In the 1600s the ownership of Leap Castle passed to the Darby family when the daughter of the O'Carroll chieftain fell in love with an English Captain Darby. Their son Jonathan Darby is said to have hidden vast treasures in the grounds of the castle during the English Civil War. The two servants who helped him seclude his riches were later murdered to guarantee their silence. Darby was later to be imprisoned for treason and when released years later the turmoil of his time in captivity was such that he was unable to locate his treasure. The hoard remains undiscovered to this day.
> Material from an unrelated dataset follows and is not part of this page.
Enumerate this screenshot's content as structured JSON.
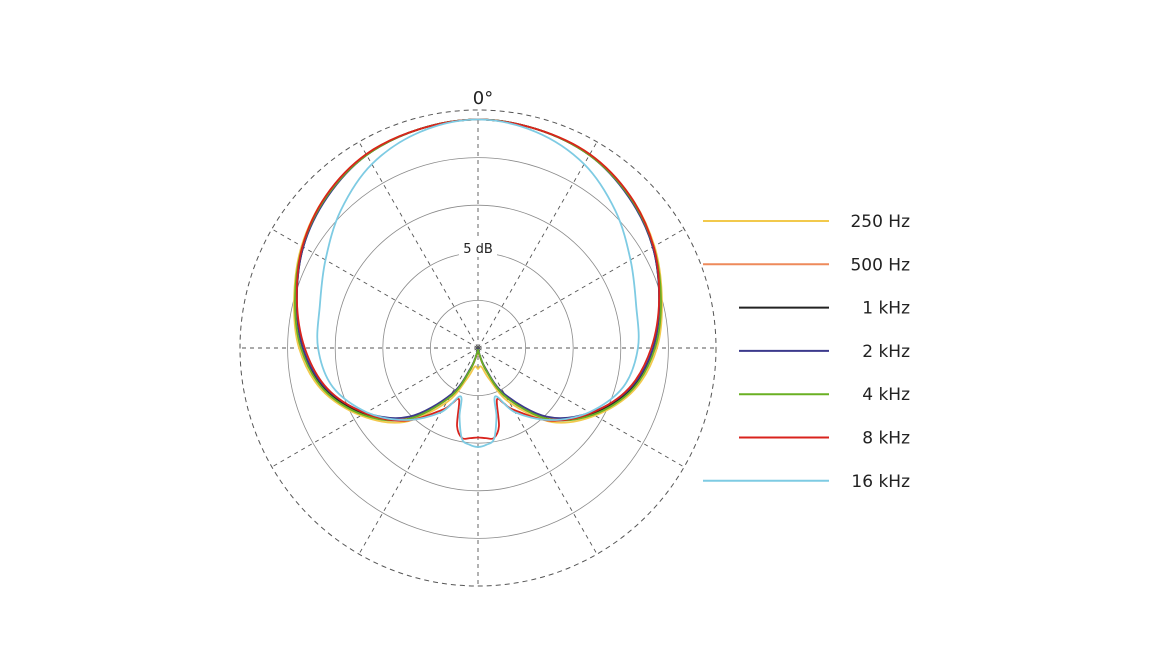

It was during the 18th century that Jonathan’s great grandson, also named Jonathan Darby, had the castle remodelled to give it a Gothic appearance.
It was one of the Darbys who is believed to have brought the most infamous and evil spirit to Leap Castle. In the early nineteen hundreds the occult was a fashionable pastime for the gentry and Mildred Darby begun dabbling in the black arts in Leap with terrifying results. She is credited with unleashing an Elemental spirit to the castle, a type of primitive ghost that attaches itself to a particular place and which can be malevolent, terrifying and unpredictable.
She herself described her ordeal in an 1909 article for the Journal Occult Review:
"I was standing in the Gallery looking down at the main floor, when I felt somebody put a hand on my shoulder. The thing was about the size of a sheep. Thin guanting shadowy..., it's face was human, to be more accurate inhuman. Its lust in its eyes which seemed half decomposed in black cavities stared into mine. The horrible smell one hundred times intensified came up into my face, giving me a deadly nausea. It was the smell of a decomposing corpse."
Her foray into the black arts awakened this Elemental and it made its presence felt within the castle with a ferocious intensity for much of following century.
Leap was burnt out and destroyed in 1922 by the IRA while the Darbys were living in England. The castle lay in ruins until it was purchased by the current owners Sean and Anne Ryan in 1991. Sean has restored the castle and was a most gracious host when I called to visit Leap to take these photographs. Sean has regular sightings of the numerous spirits of Leap but thankfully the Ryan’s have never encountered the Elemental who for now seems to have retreated. Despite some early skirmishes he has found that his family and the castle’s resident spirits have been able to coexist quite happily at Leap.